Helminth extracellular vesicles - the key to reducing methane emissions from farmed livestock?

Food production is a major source of greenhouse gas (GHG) emissions. Presently, there is an unprecedented demand for high quality, nutritious food to support the growing human population. Recent estimates indicate that global food consumption alone may contribute to global warming by as much as 1C by the year 2100 - 75% of which is driven by significant sources of methane such as ruminant livestock. Whilst the link between animal health and GHG emissions is clear, there have been few studies to quantify potential reductions in GHG emissions that may be achieved through animal health improvements. Addressing this gap would enable animal health interventions to be properly incorporated into mitigation pathways aimed at decarbonising the agri-food sector and achieving the UK government's wider net zero targets by 2050.

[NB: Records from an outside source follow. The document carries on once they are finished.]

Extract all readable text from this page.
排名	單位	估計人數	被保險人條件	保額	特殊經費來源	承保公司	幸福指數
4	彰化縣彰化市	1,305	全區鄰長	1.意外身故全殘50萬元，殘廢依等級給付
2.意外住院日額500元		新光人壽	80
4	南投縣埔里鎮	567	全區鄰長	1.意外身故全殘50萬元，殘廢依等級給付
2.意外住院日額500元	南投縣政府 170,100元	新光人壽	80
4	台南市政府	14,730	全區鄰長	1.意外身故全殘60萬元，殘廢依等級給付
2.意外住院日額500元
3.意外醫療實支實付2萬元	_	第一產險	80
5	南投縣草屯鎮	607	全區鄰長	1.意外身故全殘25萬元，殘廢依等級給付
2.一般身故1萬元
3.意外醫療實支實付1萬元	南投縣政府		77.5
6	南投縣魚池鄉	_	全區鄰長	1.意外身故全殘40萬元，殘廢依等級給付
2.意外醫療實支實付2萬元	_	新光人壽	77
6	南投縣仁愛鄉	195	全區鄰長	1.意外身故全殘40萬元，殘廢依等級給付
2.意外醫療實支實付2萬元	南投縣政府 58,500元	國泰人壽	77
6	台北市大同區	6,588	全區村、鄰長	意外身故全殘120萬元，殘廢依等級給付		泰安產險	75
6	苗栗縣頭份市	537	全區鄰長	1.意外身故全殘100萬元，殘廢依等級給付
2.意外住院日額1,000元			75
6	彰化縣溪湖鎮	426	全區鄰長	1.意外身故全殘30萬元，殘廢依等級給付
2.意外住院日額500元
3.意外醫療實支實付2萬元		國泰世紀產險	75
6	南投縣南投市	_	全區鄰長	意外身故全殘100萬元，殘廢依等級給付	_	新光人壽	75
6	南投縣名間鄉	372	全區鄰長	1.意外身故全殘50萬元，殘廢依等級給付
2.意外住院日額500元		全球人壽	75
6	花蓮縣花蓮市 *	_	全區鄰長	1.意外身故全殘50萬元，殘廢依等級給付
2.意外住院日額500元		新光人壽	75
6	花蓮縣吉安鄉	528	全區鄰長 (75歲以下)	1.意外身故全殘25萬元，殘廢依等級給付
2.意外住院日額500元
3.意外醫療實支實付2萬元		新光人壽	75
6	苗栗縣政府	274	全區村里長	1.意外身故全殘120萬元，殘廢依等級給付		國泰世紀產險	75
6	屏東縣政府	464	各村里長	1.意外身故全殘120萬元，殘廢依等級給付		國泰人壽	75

Parasitic worm (helminth) infections are responsible for >55% of livestock diseases and are a major concern for producers worldwide. Whilst it is well known that helminths release molecules that can modulate or dampen the host immune response to ensure their long-term survival and reproduction, we are just beginning to explore how helminths interact with, and influence, the collection of friendly microbes (i.e. the microbiome) that live in the host gut. Towards this, we recently showed that molecules secreted by the rumen fluke Calicophoron daubneyi (an emerging infection of livestock in the UK/Ireland) that are packaged into tiny membrane-bound sacs called extracellular vesicles (EVs), display antimicrobial activity and can shape rumen microbial communities in vitro. Furthermore, we found that sheep infected with rumen fluke, may produce more methane per kg of bodyweight than non-infected animals. We thus hypothesise that rumen fluke increase methane production from livestock by directly influencing the microbial population within the rumen.

Therefore, this project aims to target EV production by C. daubneyi and investigate their impact on host rumen microbiome diversity and function.

We envisage that determining the molecular interactions between helminth-microbiome-host will have broad implications for animal health, immunity, production efficiency and greenhouse gas emissions.